松山工「一瞬を突く走塁」で松山西の健闘を制す7回裏松山工業無死一塁からの補邪飛にタッチアップして二塁に進んだ4番・杉本 大海(三塁手・2年)

 この試合、まず取り上げたいのは松山西の4番・エース・主将の木室 豪太(2年・181センチ83キロ・右投左打・愛媛県立松山西中等教育学校初等部出身)である。努力の跡が見える重厚な下半身を十二分に使っての体重移動から放たれる重いストレートは、35年ぶりに夏の愛媛大会ベスト8入りしたメンバーが数多く残る松山工打線を翻弄する威力を有していた。

 最後は1対1の9回裏一死から7番・吉本 凌祐(2年・遊撃手・右投右打・172センチ80キロ・えひめリトルシニア出身)に左越三塁打を喫し、初回の失点のみで粘り強く投げたエース・田内 龍成(2年・左投左打・163センチ58キロ・松山坊っちゃんボーイズ出身)の左犠飛で力尽きる形になったが、健闘は十分賞賛に値する。木室投手にはこの悔しさをバネにさらなる研鑽を積み、ぜひ春には県内屈指の本格派右腕として表舞台に帰ってきてほしい。

 それでも松山工が勝ちを取れた理由とは?最大のかぎは同点に追い付いた7回裏にある。先頭の4番・杉本 大海(2年・三塁手・172センチ64キロ・右投右打・松山市立内宮中出身)が敵失で出塁すると、次打者は送りバント。が、バントは捕手後ろへ小フライとなった。ダイビングキャッチ。

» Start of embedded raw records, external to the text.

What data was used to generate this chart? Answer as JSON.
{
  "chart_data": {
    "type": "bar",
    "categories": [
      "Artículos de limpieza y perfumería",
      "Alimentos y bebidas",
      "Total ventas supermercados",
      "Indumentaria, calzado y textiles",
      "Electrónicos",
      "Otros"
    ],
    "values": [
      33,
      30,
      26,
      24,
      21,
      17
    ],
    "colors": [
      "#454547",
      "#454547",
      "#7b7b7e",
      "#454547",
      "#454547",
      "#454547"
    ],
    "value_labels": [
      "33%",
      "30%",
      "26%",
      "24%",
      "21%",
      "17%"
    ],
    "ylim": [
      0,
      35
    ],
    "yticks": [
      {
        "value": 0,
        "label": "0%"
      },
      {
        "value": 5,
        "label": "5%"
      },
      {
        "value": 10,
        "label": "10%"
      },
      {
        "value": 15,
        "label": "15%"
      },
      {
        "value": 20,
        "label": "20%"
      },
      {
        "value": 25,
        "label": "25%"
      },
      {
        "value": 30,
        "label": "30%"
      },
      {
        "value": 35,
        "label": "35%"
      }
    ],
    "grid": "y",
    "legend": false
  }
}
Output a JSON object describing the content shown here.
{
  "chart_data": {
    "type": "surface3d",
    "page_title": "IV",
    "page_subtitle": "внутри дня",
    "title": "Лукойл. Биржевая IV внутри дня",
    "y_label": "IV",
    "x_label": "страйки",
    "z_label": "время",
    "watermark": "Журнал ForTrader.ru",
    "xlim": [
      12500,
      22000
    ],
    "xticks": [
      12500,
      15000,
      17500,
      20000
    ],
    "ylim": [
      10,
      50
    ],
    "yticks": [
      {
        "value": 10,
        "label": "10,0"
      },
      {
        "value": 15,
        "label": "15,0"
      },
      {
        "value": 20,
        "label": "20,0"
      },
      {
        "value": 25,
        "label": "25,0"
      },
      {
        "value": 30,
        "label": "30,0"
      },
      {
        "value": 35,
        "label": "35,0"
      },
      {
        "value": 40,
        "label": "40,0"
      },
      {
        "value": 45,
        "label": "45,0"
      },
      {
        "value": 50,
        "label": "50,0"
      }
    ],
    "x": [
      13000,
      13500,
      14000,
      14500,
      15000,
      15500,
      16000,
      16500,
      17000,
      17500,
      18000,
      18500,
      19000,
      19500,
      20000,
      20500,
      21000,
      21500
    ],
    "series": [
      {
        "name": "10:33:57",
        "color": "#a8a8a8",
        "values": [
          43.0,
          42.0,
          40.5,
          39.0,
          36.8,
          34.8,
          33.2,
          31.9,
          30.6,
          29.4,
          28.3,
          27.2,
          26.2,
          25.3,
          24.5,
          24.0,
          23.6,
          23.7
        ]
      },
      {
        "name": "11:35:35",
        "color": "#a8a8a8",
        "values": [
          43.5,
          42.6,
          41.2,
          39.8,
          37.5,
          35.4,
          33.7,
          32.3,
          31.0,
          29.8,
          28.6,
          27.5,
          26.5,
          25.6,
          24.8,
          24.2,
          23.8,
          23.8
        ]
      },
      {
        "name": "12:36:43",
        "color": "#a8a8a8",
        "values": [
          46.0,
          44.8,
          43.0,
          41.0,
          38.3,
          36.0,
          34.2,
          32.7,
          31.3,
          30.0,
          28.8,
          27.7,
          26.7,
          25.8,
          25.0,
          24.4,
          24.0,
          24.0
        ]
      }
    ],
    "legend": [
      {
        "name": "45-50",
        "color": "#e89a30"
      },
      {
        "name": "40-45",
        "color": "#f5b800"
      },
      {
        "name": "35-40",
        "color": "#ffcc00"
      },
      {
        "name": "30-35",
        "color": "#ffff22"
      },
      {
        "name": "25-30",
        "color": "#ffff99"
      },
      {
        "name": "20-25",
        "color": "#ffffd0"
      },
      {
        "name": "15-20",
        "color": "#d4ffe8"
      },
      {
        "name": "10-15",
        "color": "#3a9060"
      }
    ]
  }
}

その瞬間、タッチアップから杉本は脱兎のごとく二塁へ走り、間一髪セーフ。

「準備はしていましたけど、よく走ってくれました」と策士・皿海 拓生監督も絶賛する杉本の果敢な走塁は、6番・貞廣 竜宇(1年・一塁手・左投左打・172センチ67キロ・松山リトルシニア出身)の中前同点打で明確な結果となった。

 筆者の取材してきた愛媛県の高校野球公式戦では長らく記憶にない「一瞬を突く走塁」。松山工がこの日、勝利に結び付けた1つのプレーは他校にとっても十分、参考や指針にすべき事例であろう。